TO THE COMMANDERS AT BENKOVAC, OBROVAC, NOVIGRAD, ERVENIK, KISTANJE, SKRADIN, BIOGRAD, NIN, GJEVERSKE, SUKO[VS]AN AND KARIN.
TO THE COMMAND OF THE ROYAL DIVISIONS.
It is necessary to bring about, with no delay and very discreetly, the dispatch of messages to the Prime Minister Nitti and to the Minister of Foreign Affairs Tittoni from the mayor, from societies, etc., of this garrison, expressing the people's keen desire to be annexed to Italy.
A copy of said telegram should be transmitted to me.
THE MAJOR: THE MAJOR-GENERAL: FORESI. SQUILLACE.

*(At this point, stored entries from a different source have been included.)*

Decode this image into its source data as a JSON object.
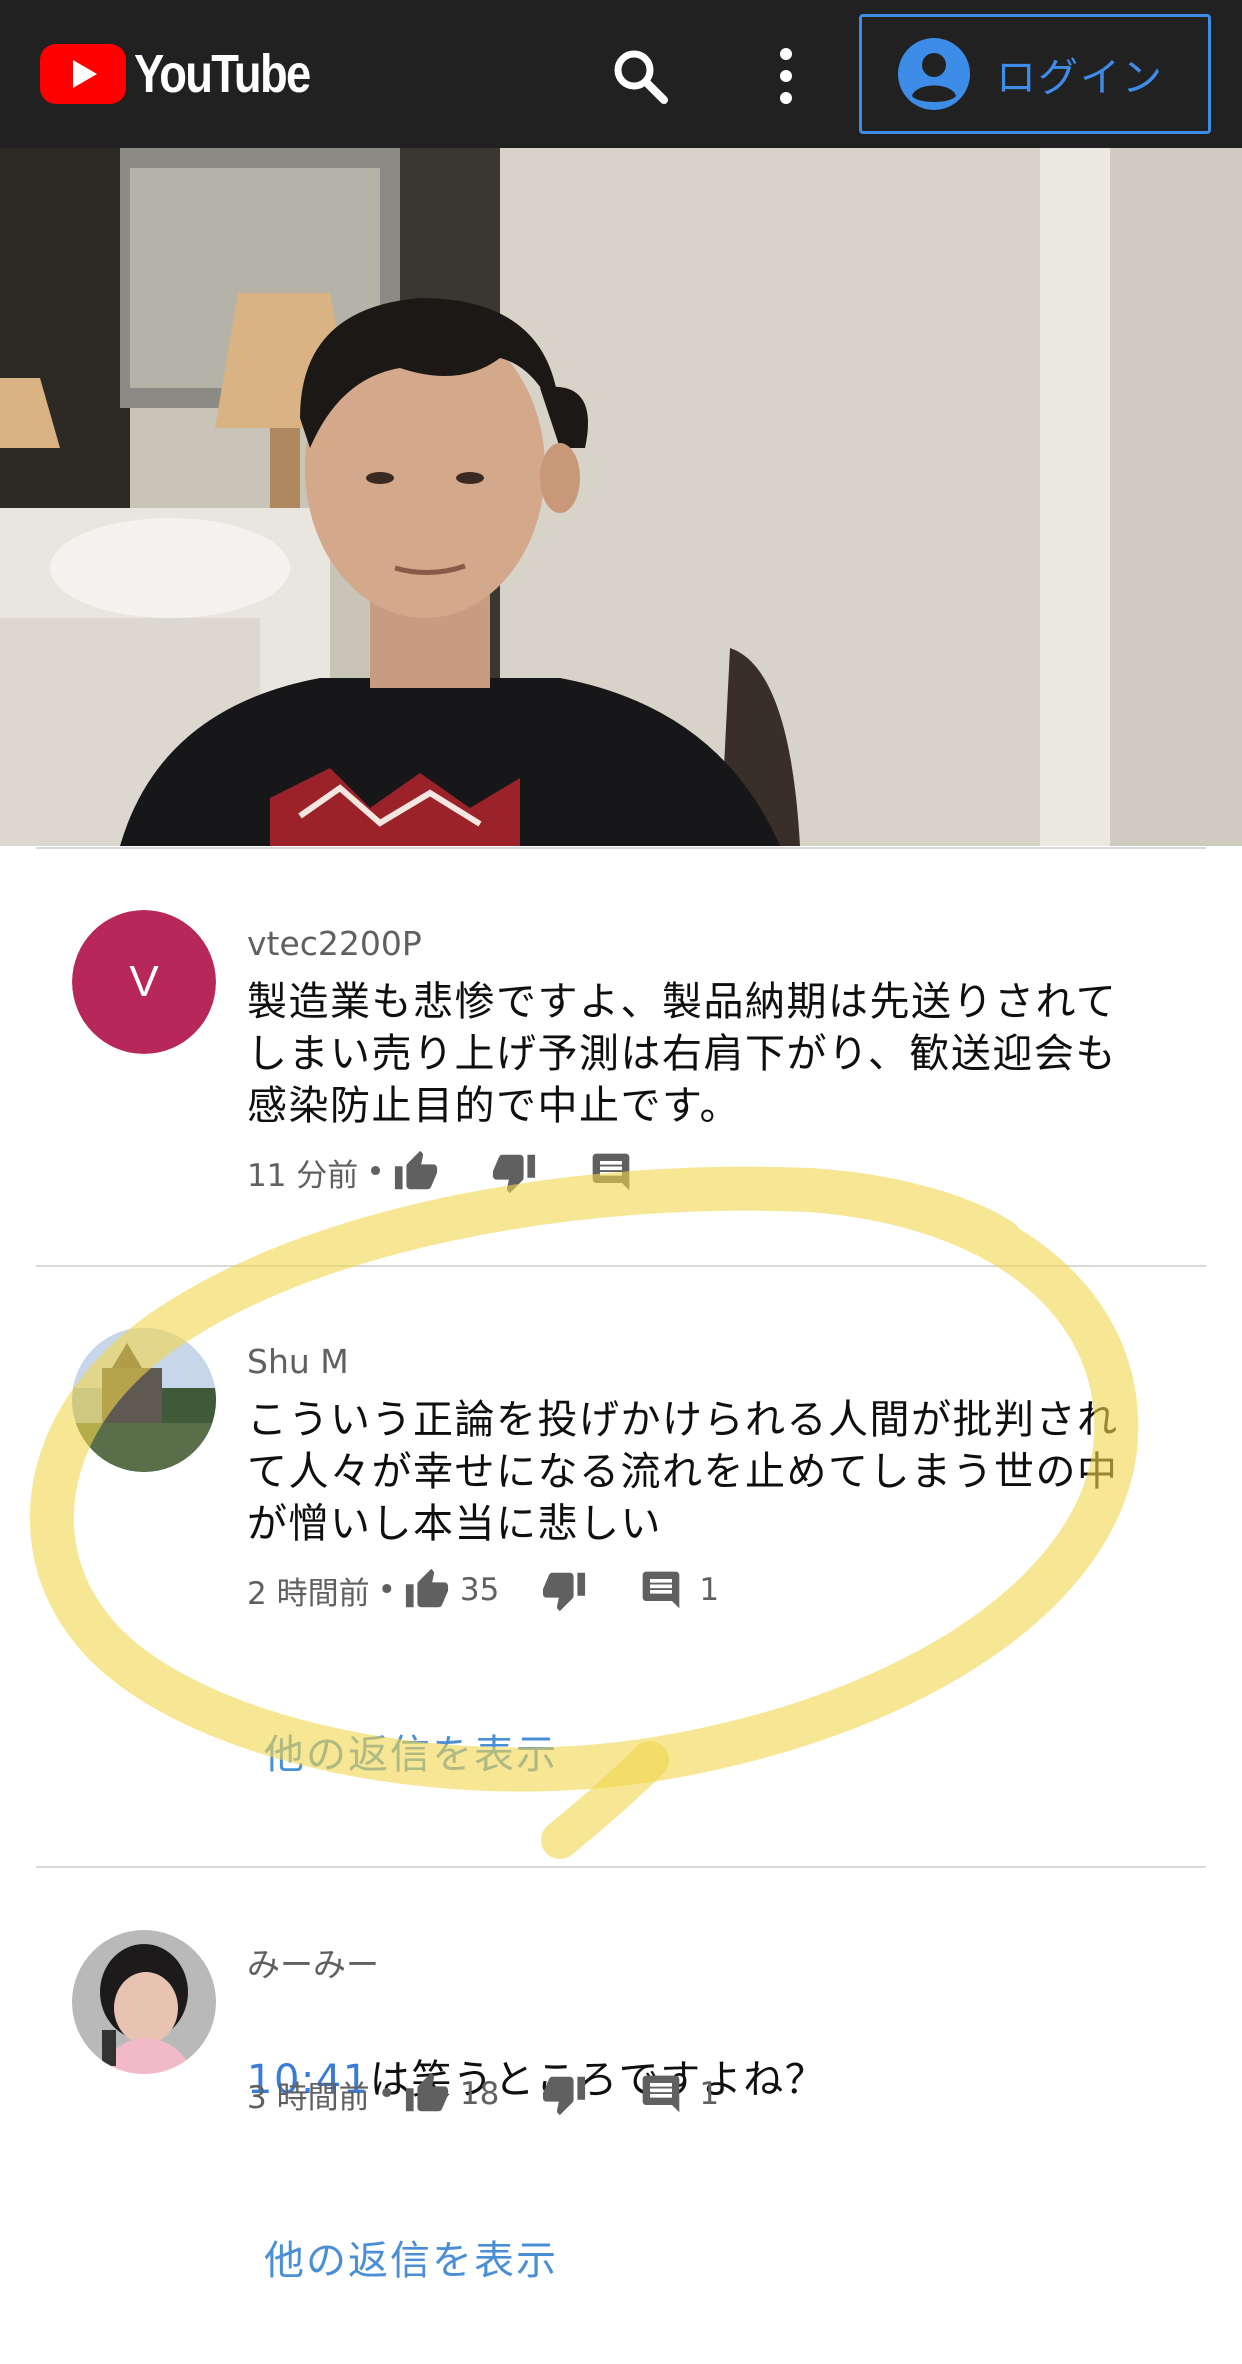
{
  "header": {
    "logo_text": "YouTube",
    "login_label": "ログイン",
    "icons": [
      "youtube-logo-icon",
      "search-icon",
      "more-vert-icon",
      "account-circle-icon"
    ],
    "colors": {
      "bar": "#212121",
      "brand_red": "#ff0000",
      "login_blue": "#3d8ce8"
    }
  },
  "comments": [
    {
      "author": "vtec2200P",
      "avatar_letter": "V",
      "avatar_color": "#b8275a",
      "text": "製造業も悲惨ですよ、製品納期は先送りされて\nしまい売り上げ予測は右肩下がり、歓送迎会も\n感染防止目的で中止です。",
      "time": "11 分前",
      "separator": "•"
    },
    {
      "author": "Shu M",
      "text": "こういう正論を投げかけられる人間が批判され\nて人々が幸せになる流れを止めてしまう世の中\nが憎いし本当に悲しい",
      "time": "2 時間前",
      "separator": "•",
      "likes": "35",
      "replies_count": "1",
      "show_replies": "他の返信を表示"
    },
    {
      "author": "みーみー",
      "timestamp_link": "10:41",
      "text_after_link": "は笑うところですよね？",
      "time": "3 時間前",
      "separator": "•",
      "likes": "18",
      "replies_count": "1",
      "show_replies": "他の返信を表示"
    }
  ],
  "annotation_color": "#f2d64b"
}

To return to the events at Blato--while we were waiting for the Yugoslavs a woman made her way as far as the corridor, flung herself down on her knees and entreated us to protect her. Major Verdinois gave us his word of honour that no Yugoslav with whom we spoke would, for that reason, be arrested. Perhaps he was overruled by his superior officers--at all events he arrested and deported to Italy, in the night of June 19, no less than ten persons, that is, all the Yugoslavs who spoke to us at Blato, with two exceptions. [We cabled this to the Paris Conference, and after some delay the unfortunate men were repatriated.]